Showing posts with label Explainability. Show all posts
Showing posts with label Explainability. Show all posts

Thursday, May 18, 2023

Using LIME with Vision Transformers (VIT)

LIME (Local Interpretable Model-agnostic Explanations) has always been billed as the "model agnostic" way to apply explainable AI (XAI) to any sort of ML model. However, if you have tried to use it with Vision Transformers, it essentially fails.  In fact, several sources flat-out say it can't be done.

I've found a way to utilize LIME with VITs and will be sharing it in this post.

Along with text explainability libraries, LIME provides a set of functions for image explainability as well.  To work with LIME in your vision project, you will need to add these modules:

from lime import lime_image
from skimage.segmentation import mark_boundaries

Later, after your model is setup and ready, use lime_image like this:

explainer = lime_image.LimeImageExplainer()

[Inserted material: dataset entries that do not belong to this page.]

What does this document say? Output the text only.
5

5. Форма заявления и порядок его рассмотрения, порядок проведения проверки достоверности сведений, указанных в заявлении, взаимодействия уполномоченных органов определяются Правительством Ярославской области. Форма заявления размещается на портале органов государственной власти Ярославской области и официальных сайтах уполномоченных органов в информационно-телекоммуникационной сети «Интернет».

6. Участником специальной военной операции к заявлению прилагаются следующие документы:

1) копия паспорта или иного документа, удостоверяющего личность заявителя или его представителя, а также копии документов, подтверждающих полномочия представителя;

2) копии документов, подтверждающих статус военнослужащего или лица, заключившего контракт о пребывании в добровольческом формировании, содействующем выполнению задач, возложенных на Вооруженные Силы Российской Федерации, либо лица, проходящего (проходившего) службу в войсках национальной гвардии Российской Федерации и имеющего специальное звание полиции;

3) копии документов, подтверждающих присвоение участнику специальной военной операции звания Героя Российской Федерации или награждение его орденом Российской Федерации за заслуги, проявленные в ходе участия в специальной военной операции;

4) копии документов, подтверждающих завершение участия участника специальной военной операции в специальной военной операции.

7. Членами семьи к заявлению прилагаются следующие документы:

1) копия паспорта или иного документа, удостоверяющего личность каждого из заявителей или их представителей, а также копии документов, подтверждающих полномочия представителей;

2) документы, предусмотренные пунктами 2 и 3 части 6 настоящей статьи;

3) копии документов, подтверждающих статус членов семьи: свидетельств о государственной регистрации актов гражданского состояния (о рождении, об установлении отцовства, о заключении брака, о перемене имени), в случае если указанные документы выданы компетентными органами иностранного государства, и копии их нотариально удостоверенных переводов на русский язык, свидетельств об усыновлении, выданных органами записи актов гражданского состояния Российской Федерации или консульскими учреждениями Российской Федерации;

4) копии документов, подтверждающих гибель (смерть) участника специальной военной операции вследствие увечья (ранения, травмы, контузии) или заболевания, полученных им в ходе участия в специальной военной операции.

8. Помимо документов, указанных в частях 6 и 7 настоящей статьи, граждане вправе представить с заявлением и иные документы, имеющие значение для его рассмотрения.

Next, with the explainer object call explain_instance, which takes in an image or list of images and a predict function.  Here we are tempted to put in the model.predict function for our Vision Transformer.  That is wrong.  In fact, you must make a helper function that manipulates the data before calling in for the prediction:

explanation = explainer.explain_instance(image_list.astype('double'), 
pred_fn
top_labels=3, hide_color=0, num_samples=1000)

The first parameter is a numpy array of the image(s) I want analyzed.  *Important* - it does not contain an extra batch dimension usually already added.  That's added later in the helper function.

The second parameter is the name of the helper function called prod_fn.  This function allows me to add the extra dimension needed by a Vision Transformer.  Make sure when you call the explain_instance, that the input images in the first parameter do not have that first dimension yet.

Here is my implementation of the pred_fn which will take a single image or a list of them.

def pred_fn(imgs):
tot_probs = []
for img in imgs:
# Add the explanation dimension
exp_img = np.expand_dims(img, axis=0)
# Make the prediction
img_pred, _ = vit_model.predict(exp_img)
# Add the predictions to a list to be returned to LIME
tot_probs.append(img_pred[0])
return tot_probs

The output of the predict function is a 2D list.  We only want the first dimension to be added to the return list.

Finally, the explanation can be used to mask off areas of the original image most salient to the model's output.

temp_1, mask_1 = explanation.get_image_and_mask(
explanation.top_labels[0], positive_only=True
num_features=3, hide_rest=True)
temp_2, mask_2 = explanation.get_image_and_mask(
explanation.top_labels[0], positive_only=False
num_features=3, hide_rest=False)

fig, (ax1, ax2) = plt.subplots(1, 2, figsize=(15,15))
ax1.imshow(mark_boundaries(temp_1, mask_1))
ax2.imshow(mark_boundaries(temp_2, mask_2))
ax1.axis('off')
ax2.axis('off')
ax1.set_title('')
ax2.set_title('')
fig.tight_layout()

The process outputs these beautiful image explanations:

Original image - The model correctly labeled the image, "golden_retriever"
The first masked image that shows those areas most salient to the decision.  Note that the black background is due to the parameter "hide_rest" being set to True. 

The second masked image again shows the areas most salient to the decision but this time in context with the rest of the image.

I hope this is helpful in your Vision Transformer explanations!